The serial killer plot is there to build from and set up the climax. It's important for Johnny's character because without it, he would not have acted on the other two visions. The child is there to show Johnny he can't hide from his gift or from his own compassion; he's a good person and he can't check out from the world because it was unfair to him.

I take your point about the doctor. He should have had an idea of what Johnny was planning. The rest of your "plotholes" don't hold water, as others have pointed out.

"It's that kind of idiocy that I empathize with." ~David Bowie

reply

Just because you didn't care about the characters doesn't mean no one else does, so you should change all of your comments to "I didn't care when..."

And the doctor DID put two and two together about him considering killing someone but he chose not to stop him. Obviously his "episodes" were legitimate so he wouldn't be talking out of his a$$ about it. But if their theory was that he was dying anyway and whomever he was talking about was going to commit atrocities comparable to Hitler then what good would it do to stop him? They both clearly felt he had no choice.

It's fine if you don't like the movie but I think some if it you just didn't understand.

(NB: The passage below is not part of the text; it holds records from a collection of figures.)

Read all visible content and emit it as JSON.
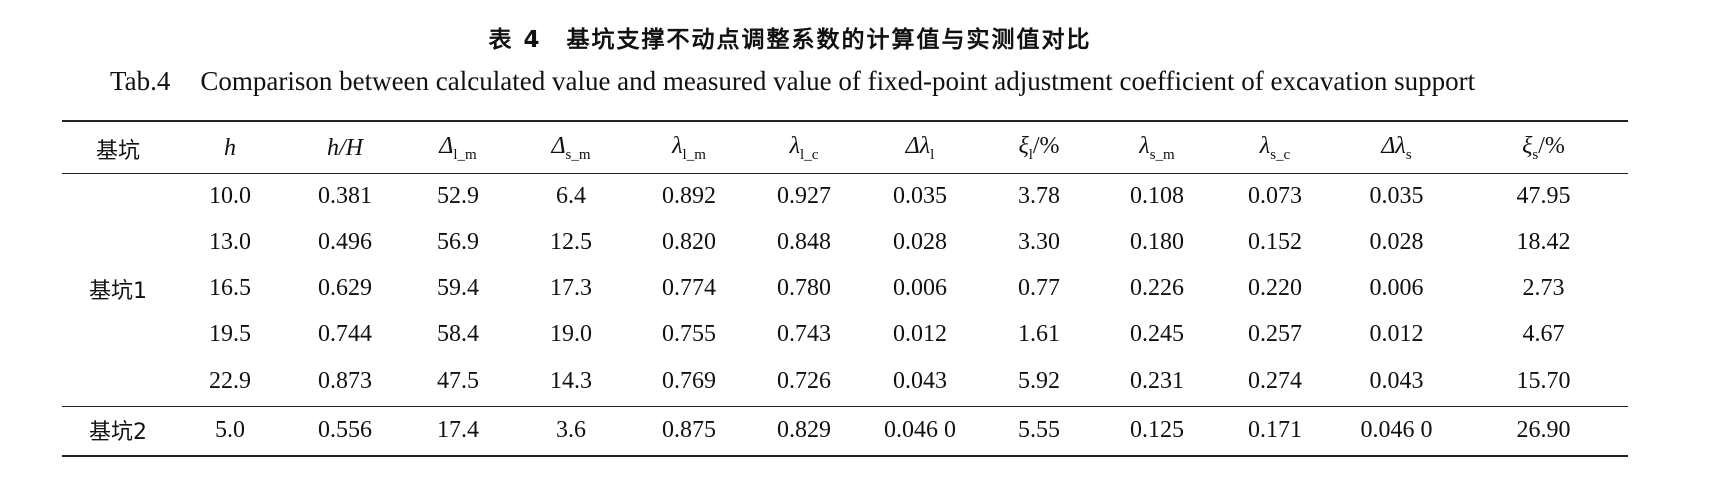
{
  "caption": {
    "cn": "表 4　基坑支撑不动点调整系数的计算值与实测值对比",
    "en_label": "Tab.4",
    "en_text": "Comparison between calculated value and measured value of fixed-point adjustment coefficient of excavation support"
  },
  "table": {
    "headers": [
      {
        "main": "基坑",
        "sub": ""
      },
      {
        "main": "h",
        "sub": ""
      },
      {
        "main": "h/H",
        "sub": ""
      },
      {
        "main": "Δ",
        "sub": "l_m"
      },
      {
        "main": "Δ",
        "sub": "s_m"
      },
      {
        "main": "λ",
        "sub": "l_m"
      },
      {
        "main": "λ",
        "sub": "l_c"
      },
      {
        "main": "Δλ",
        "sub": "l"
      },
      {
        "main": "ξ",
        "sub": "l",
        "suffix": "/%"
      },
      {
        "main": "λ",
        "sub": "s_m"
      },
      {
        "main": "λ",
        "sub": "s_c"
      },
      {
        "main": "Δλ",
        "sub": "s"
      },
      {
        "main": "ξ",
        "sub": "s",
        "suffix": "/%"
      }
    ],
    "groups": [
      {
        "name": "基坑1",
        "rows": [
          [
            "10.0",
            "0.381",
            "52.9",
            "6.4",
            "0.892",
            "0.927",
            "0.035",
            "3.78",
            "0.108",
            "0.073",
            "0.035",
            "47.95"
          ],
          [
            "13.0",
            "0.496",
            "56.9",
            "12.5",
            "0.820",
            "0.848",
            "0.028",
            "3.30",
            "0.180",
            "0.152",
            "0.028",
            "18.42"
          ],
          [
            "16.5",
            "0.629",
            "59.4",
            "17.3",
            "0.774",
            "0.780",
            "0.006",
            "0.77",
            "0.226",
            "0.220",
            "0.006",
            "2.73"
          ],
          [
            "19.5",
            "0.744",
            "58.4",
            "19.0",
            "0.755",
            "0.743",
            "0.012",
            "1.61",
            "0.245",
            "0.257",
            "0.012",
            "4.67"
          ],
          [
            "22.9",
            "0.873",
            "47.5",
            "14.3",
            "0.769",
            "0.726",
            "0.043",
            "5.92",
            "0.231",
            "0.274",
            "0.043",
            "15.70"
          ]
        ]
      },
      {
        "name": "基坑2",
        "rows": [
          [
            "5.0",
            "0.556",
            "17.4",
            "3.6",
            "0.875",
            "0.829",
            "0.046 0",
            "5.55",
            "0.125",
            "0.171",
            "0.046 0",
            "26.90"
          ]
        ]
      }
    ]
  }
}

"Why couldn't the monkey arrange this from INSIDE the garbage can?"

reply

I gave this movie a 10 and Walken's character was absolutely sympathetic to me. Its one of my favorite movies because it is so emotional and sad. To say the movie didn't follow the typical script formula and that it jumps around only reflects Johnny's life and how nothing in it has order or makes sense anymore. This movie leads you down more of an emotional path then a "logical", or structured one. This man lost everything but you find that unsympathetic? What do you find sympathetic then?